Die Frage ist für mich:
- sind die bisherigen schweren Zwischenfälle statistische Ausrutscher?
- hat man sich schlicht verrechnet, bzw. war bei der Berücksichtigung der Umstände zu schlampig, oder unerfahren? (war mit einem Erdbeben von 9,0 RichterStärken in Japan wirklich nicht zu rechnen? Bis 8,25 sind die AKWs dort ja angeblich ausgelegt.)
- ist das "es kommt eh anders, als gedacht" mathematisch nicht zu fassen?
fränk:
--- Zitat von: radneuerfinder am März 16, 2011, 01:07:09 ---Teile ich das durch die 440 AKWs weltweit komme ich auf einen SuperGAU alle 227 Jahre.
--- Ende Zitat ---
Ich freue mich schon auf die ersten Pappnasen, die jetzt argumentieren werden:
Es kann nun für über 200 Jahre gar nichts mehr passieren! (dann folgt ein „Experte“ der dies bestätigt und eine Talkshow in der diese neue Erkenntnis für das Wahlvolk „aufbereitet“ wird)
--- Zitat von: radneuerfinder am März 16, 2011, 01:07:09 ---Die Frage ist für mich:
- sind die bisherigen schweren Zwischenfälle statistische Ausrutscher?
--- Ende Zitat ---
Statistik ;D ???
Zu diesem Thema besteht Statistik doch hauptsächlich daraus, Werte im Vorfeld so festzulegen, dass es anschließend passt.
--- Zitat von: radneuerfinder am März 16, 2011, 01:07:09 ---- hat man sich schlicht verrechnet, bzw. war bei der Berücksichtigung der Umstände zu schlampig, oder unerfahren? (war mit einem Erdbeben von 9,0 RichterStärken in Japan wirklich nicht zu rechnen?
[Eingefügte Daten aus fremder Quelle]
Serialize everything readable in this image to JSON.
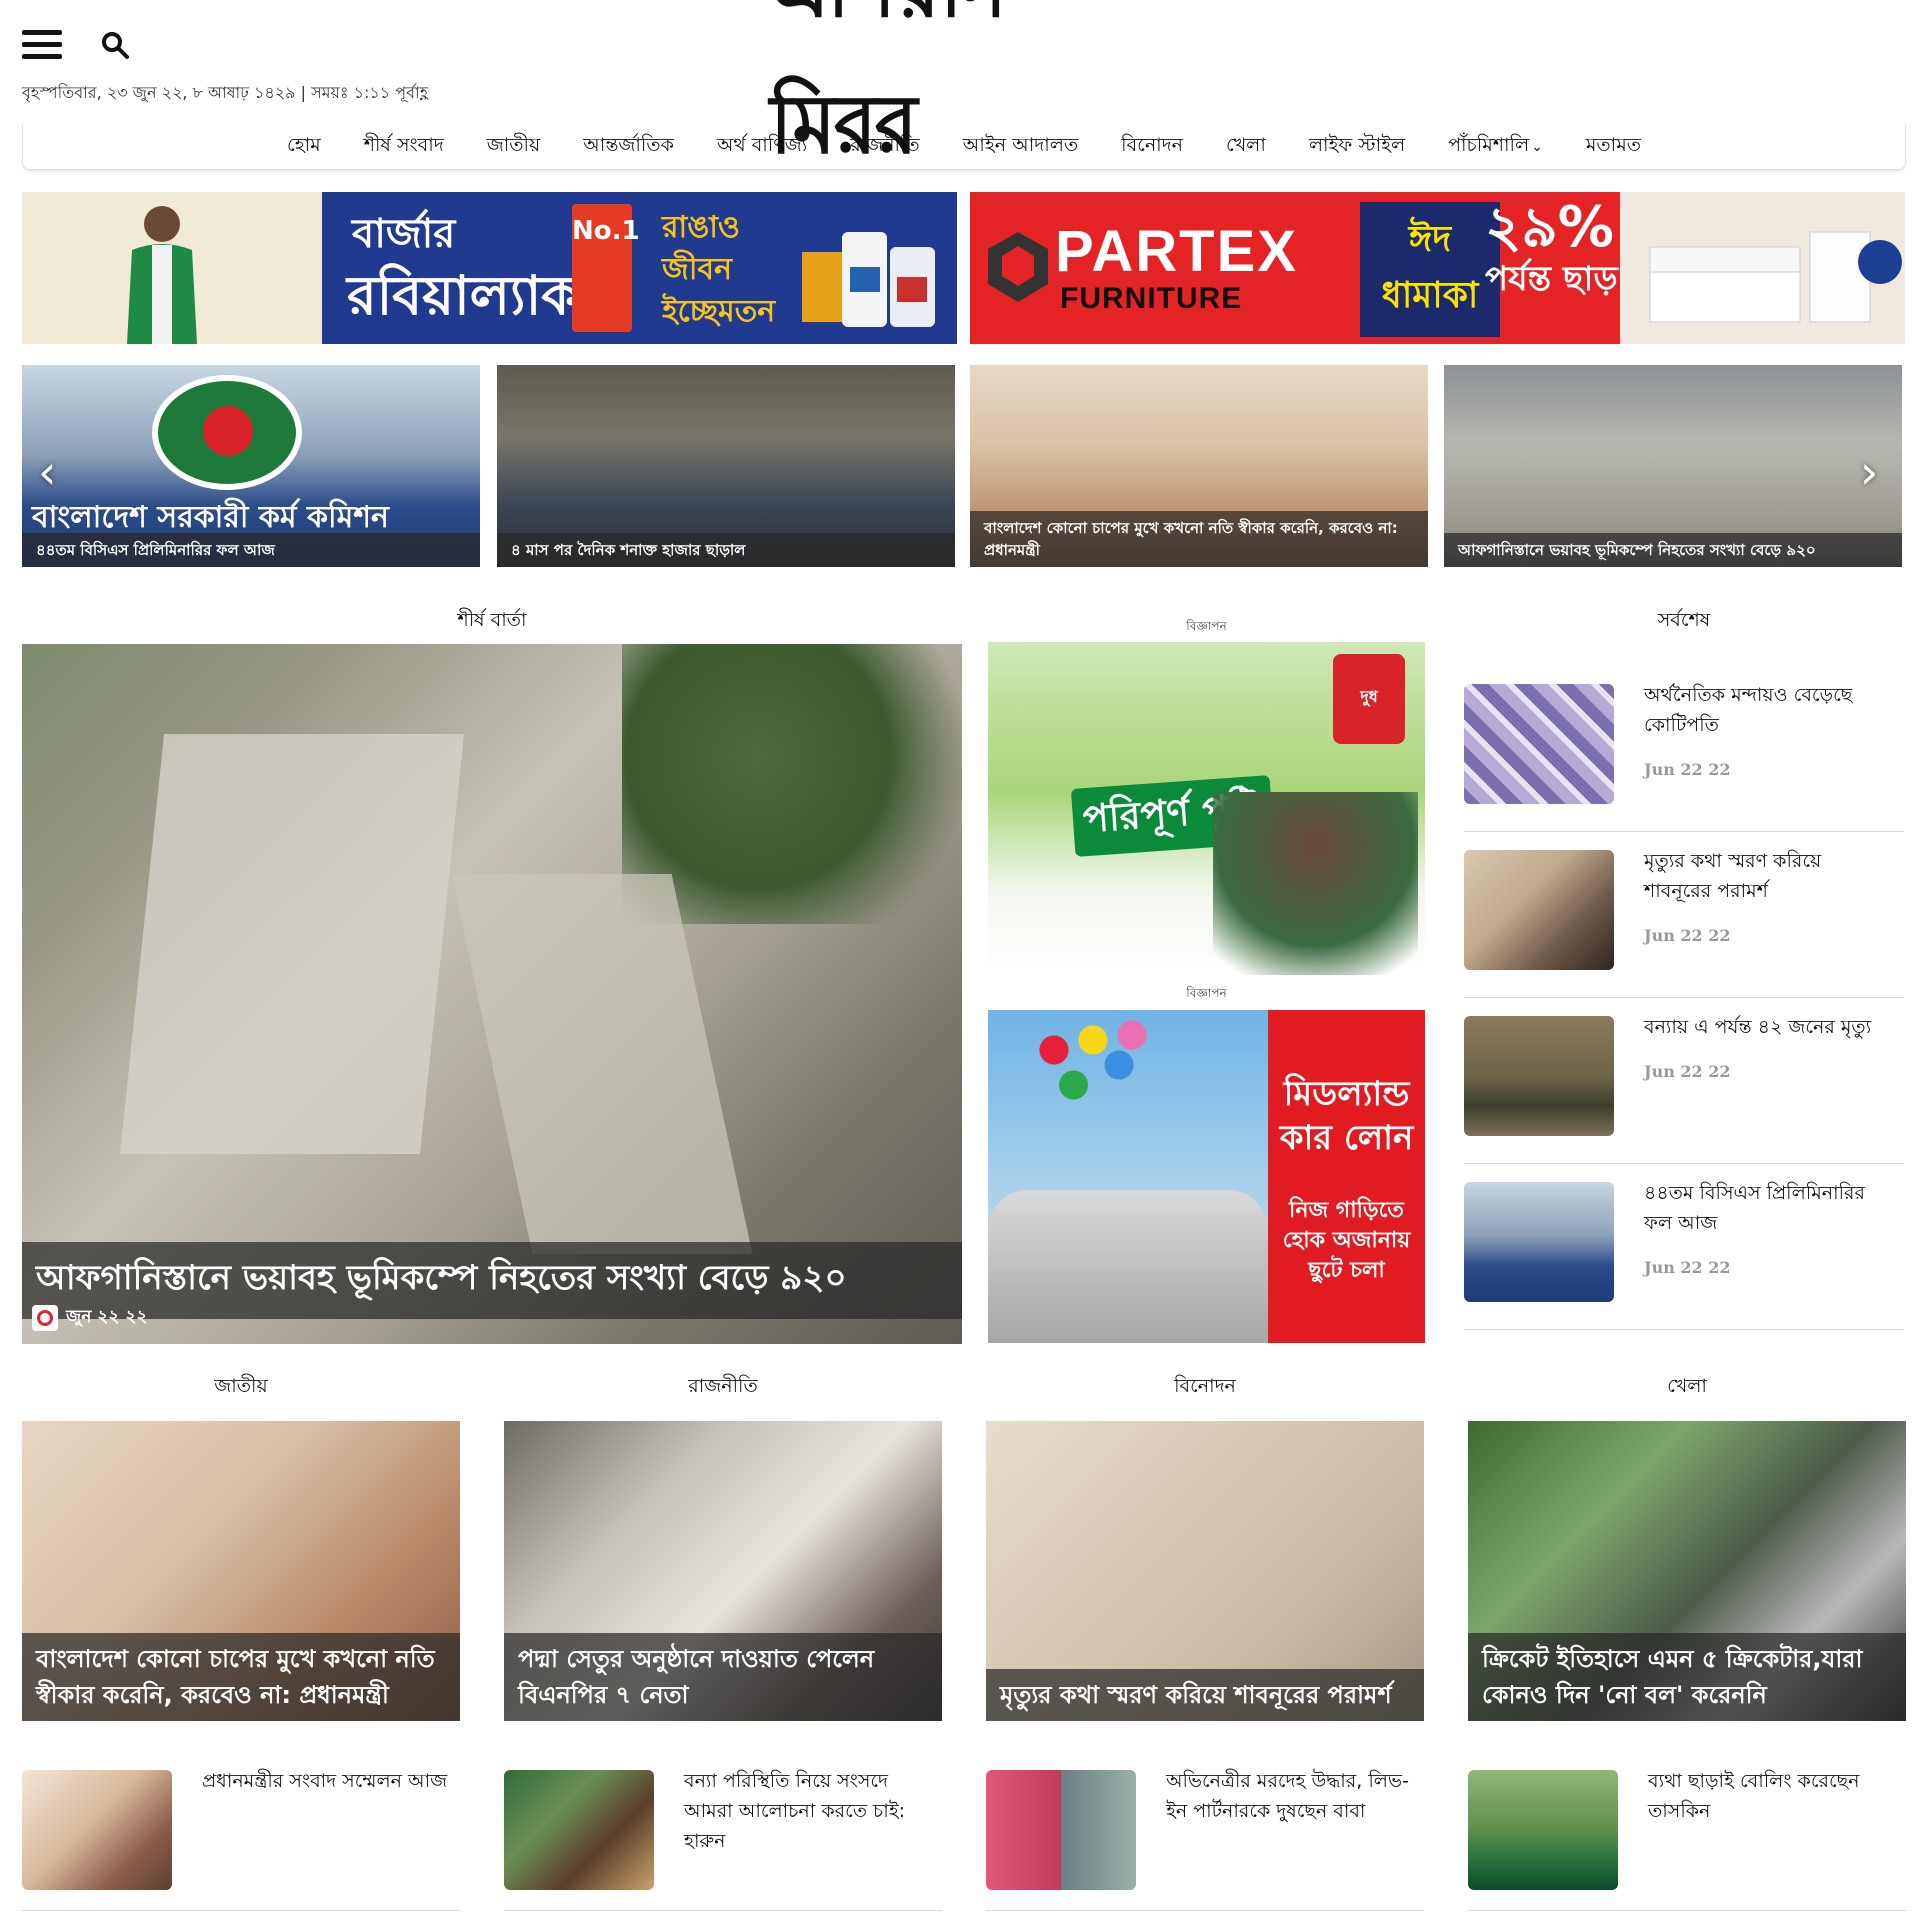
{
  "header": {
    "logo_text": "এশিয়ান মিরর",
    "date_line": "বৃহস্পতিবার, ২৩ জুন ২২, ৮ আষাঢ় ১৪২৯ | সময়ঃ ১:১১ পূর্বাহ্ণ"
  },
  "nav": {
    "items": [
      "হোম",
      "শীর্ষ সংবাদ",
      "জাতীয়",
      "আন্তর্জাতিক",
      "অর্থ বাণিজ্য",
      "রাজনীতি",
      "আইন আদালত",
      "বিনোদন",
      "খেলা",
      "লাইফ স্টাইল",
      "পাঁচমিশালি",
      "মতামত"
    ]
  },
  "ads": {
    "left": {
      "brand_top": "বার্জার",
      "brand_main": "রবিয়াল্যাক",
      "badge": "No.1",
      "tagline_1": "রাঙাও",
      "tagline_2": "জীবন",
      "tagline_3": "ইচ্ছেমতন"
    },
    "right": {
      "brand": "PARTEX",
      "sub": "FURNITURE",
      "promo": "ঈদ ধামাকা",
      "discount_1": "২৯%",
      "discount_2": "পর্যন্ত ছাড়!"
    },
    "milk": {
      "label": "বিজ্ঞাপন",
      "logo": "দুধ",
      "title": "পরিপূর্ণ পুষ্টি"
    },
    "car": {
      "label": "বিজ্ঞাপন",
      "title": "মিডল্যান্ড কার লোন",
      "sub": "নিজ গাড়িতে হোক অজানায় ছুটে চলা"
    }
  },
  "slider": {
    "slide1_overlay": "বাংলাদেশ সরকারী কর্ম কমিশন",
    "items": [
      "৪৪তম বিসিএস প্রিলিমিনারির ফল আজ",
      "৪ মাস পর দৈনিক শনাক্ত হাজার ছাড়াল",
      "বাংলাদেশ কোনো চাপের মুখে কখনো নতি স্বীকার করেনি, করবেও না: প্রধানমন্ত্রী",
      "আফগানিস্তানে ভয়াবহ ভূমিকম্পে নিহতের সংখ্যা বেড়ে ৯২০"
    ]
  },
  "sections": {
    "top_news": "শীর্ষ বার্তা",
    "latest": "সর্বশেষ",
    "national": "জাতীয়",
    "politics": "রাজনীতি",
    "entertainment": "বিনোদন",
    "sports": "খেলা"
  },
  "top_story": {
    "headline": "আফগানিস্তানে ভয়াবহ ভূমিকম্পে নিহতের সংখ্যা বেড়ে ৯২০",
    "date": "জুন ২২ ২২"
  },
  "latest": [
    {
      "title": "অর্থনৈতিক মন্দায়ও বেড়েছে কোটিপতি",
      "date": "Jun 22 22"
    },
    {
      "title": "মৃত্যুর কথা স্মরণ করিয়ে শাবনূরের পরামর্শ",
      "date": "Jun 22 22"
    },
    {
      "title": "বন্যায় এ পর্যন্ত ৪২ জনের মৃত্যু",
      "date": "Jun 22 22"
    },
    {
      "title": "৪৪তম বিসিএস প্রিলিমিনারির ফল আজ",
      "date": "Jun 22 22"
    }
  ],
  "category_cards": [
    "বাংলাদেশ কোনো চাপের মুখে কখনো নতি স্বীকার করেনি, করবেও না: প্রধানমন্ত্রী",
    "পদ্মা সেতুর অনুষ্ঠানে দাওয়াত পেলেন বিএনপির ৭ নেতা",
    "মৃত্যুর কথা স্মরণ করিয়ে শাবনূরের পরামর্শ",
    "ক্রিকেট ইতিহাসে এমন ৫ ক্রিকেটার,যারা কোনও দিন 'নো বল' করেননি"
  ],
  "small_items": [
    "প্রধানমন্ত্রীর সংবাদ সম্মেলন আজ",
    "বন্যা পরিস্থিতি নিয়ে সংসদে আমরা আলোচনা করতে চাই: হারুন",
    "অভিনেত্রীর মরদেহ উদ্ধার, লিভ-ইন পার্টনারকে দুষছেন বাবা",
    "ব্যথা ছাড়াই বোলিং করেছেন তাসকিন"
  ],
  "colors": {
    "accent_red": "#e42326",
    "ad_blue": "#203a8f",
    "caption_bg": "rgba(40,40,40,.72)",
    "date_gray": "#999999"
  },
  "icons": {
    "menu": "hamburger-icon",
    "search": "search-icon",
    "prev": "chevron-left-icon",
    "next": "chevron-right-icon",
    "clock": "clock-icon",
    "dropdown": "chevron-down-icon"
  }
}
Bis 8,25 sind die AKWs dort ja angeblich ausgelegt.)
--- Ende Zitat ---
Ein Erdbeben der Stärke 9 ist ein Ereignis, was „einmal in Hundert Jahren eintritt“. Diese Definition hat mir jemand im TV verkündet.
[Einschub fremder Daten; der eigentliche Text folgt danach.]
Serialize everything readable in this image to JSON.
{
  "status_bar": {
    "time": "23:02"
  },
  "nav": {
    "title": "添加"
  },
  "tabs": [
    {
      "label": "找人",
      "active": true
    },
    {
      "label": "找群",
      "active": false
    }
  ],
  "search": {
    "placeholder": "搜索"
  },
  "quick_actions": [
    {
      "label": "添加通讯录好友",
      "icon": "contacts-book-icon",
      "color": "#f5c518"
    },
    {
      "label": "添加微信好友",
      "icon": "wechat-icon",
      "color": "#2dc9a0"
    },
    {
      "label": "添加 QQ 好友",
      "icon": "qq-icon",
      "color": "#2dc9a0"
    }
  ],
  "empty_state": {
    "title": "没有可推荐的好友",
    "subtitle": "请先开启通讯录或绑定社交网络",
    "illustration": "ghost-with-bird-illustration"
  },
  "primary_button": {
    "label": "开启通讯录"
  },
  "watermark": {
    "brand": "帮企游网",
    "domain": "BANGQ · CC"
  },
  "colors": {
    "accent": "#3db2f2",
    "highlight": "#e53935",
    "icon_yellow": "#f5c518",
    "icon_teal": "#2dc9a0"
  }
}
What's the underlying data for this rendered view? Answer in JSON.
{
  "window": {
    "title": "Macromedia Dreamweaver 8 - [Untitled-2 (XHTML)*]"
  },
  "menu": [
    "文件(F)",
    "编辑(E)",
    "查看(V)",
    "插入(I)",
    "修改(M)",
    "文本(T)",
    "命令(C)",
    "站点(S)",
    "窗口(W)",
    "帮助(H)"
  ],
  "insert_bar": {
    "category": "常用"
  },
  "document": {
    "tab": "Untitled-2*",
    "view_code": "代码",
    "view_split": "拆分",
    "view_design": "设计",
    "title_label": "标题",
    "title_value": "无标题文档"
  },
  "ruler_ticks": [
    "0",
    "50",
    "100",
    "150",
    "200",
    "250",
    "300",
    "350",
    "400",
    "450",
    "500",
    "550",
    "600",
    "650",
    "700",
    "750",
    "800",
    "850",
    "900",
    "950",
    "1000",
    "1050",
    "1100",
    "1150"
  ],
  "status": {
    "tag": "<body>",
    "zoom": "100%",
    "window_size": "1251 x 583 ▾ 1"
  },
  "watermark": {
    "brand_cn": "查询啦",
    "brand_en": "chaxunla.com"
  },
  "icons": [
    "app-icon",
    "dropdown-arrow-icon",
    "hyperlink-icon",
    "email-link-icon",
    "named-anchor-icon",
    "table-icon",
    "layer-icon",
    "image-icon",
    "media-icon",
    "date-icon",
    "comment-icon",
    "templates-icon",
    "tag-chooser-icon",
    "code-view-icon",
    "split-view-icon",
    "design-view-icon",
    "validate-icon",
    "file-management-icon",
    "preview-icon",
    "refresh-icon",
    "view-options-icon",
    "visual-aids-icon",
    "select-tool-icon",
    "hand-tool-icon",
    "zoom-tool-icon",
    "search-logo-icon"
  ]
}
Für ein Beben dieser Stärke ist kein AKW ausgelegt. Ich vermute, weil noch keins 100 Jahre alt ist und es deswegen keinen Zwischenfall geben kann.
--- Zitat von: radneuerfinder am März 16, 2011, 01:07:09 ---- ist das "es kommt eh anders, als gedacht" mathematisch nicht zu fassen?
--- Ende Zitat ---
Es wurde halt alles schön gerechnet.
Die Dinger sollten gebaut werden, die Betreiber sollten Geld damit verdienen und ehemalige Ministerpräsidenten und Wirtschaftsminister brauchten einen Posten bei RWE.
Es ist ein Filz aus Politik und Wirtschaft, der zwar üblich, hier aber viel gefährlicher ist, als bei einem Rathausbau oder einem Stück neue Autobahn.
Wir haben auf der einen Seite die Wirtschaft, die mit den Anlagen Kohle ohne Ende verdienen will und auf der anderen Seite die Politik, die ihren Aufgaben so nachkommt, wie leider all zu oft.
Diese Politik setzt dann Beamte ein, die den Kram kontrollieren.
Nun werden AKWs abgeschaltet und es wird funktionieren.
Es wird so funktionieren, wie es AKW-Gegner schon seit Jahrzehnten vorhersagen.
Die AKW-Befürworter (oder besser: die AKW-Befürworter, die es noch bis vor ein paar Tagen gab), sehen das nun genau so.
Sie sehen es nun ohne neue Erkenntnisse genau so!
Das bedeutet für mich, diese AKW-Befürworter in der Politik haben seit Jahren gelogen. Wissentlich gelogen.
Und dann frage ich mich: Warum haben die seit Jahren gelogen?
Ich komme immer zu der gleichen Antwort: Die werden geschmiert.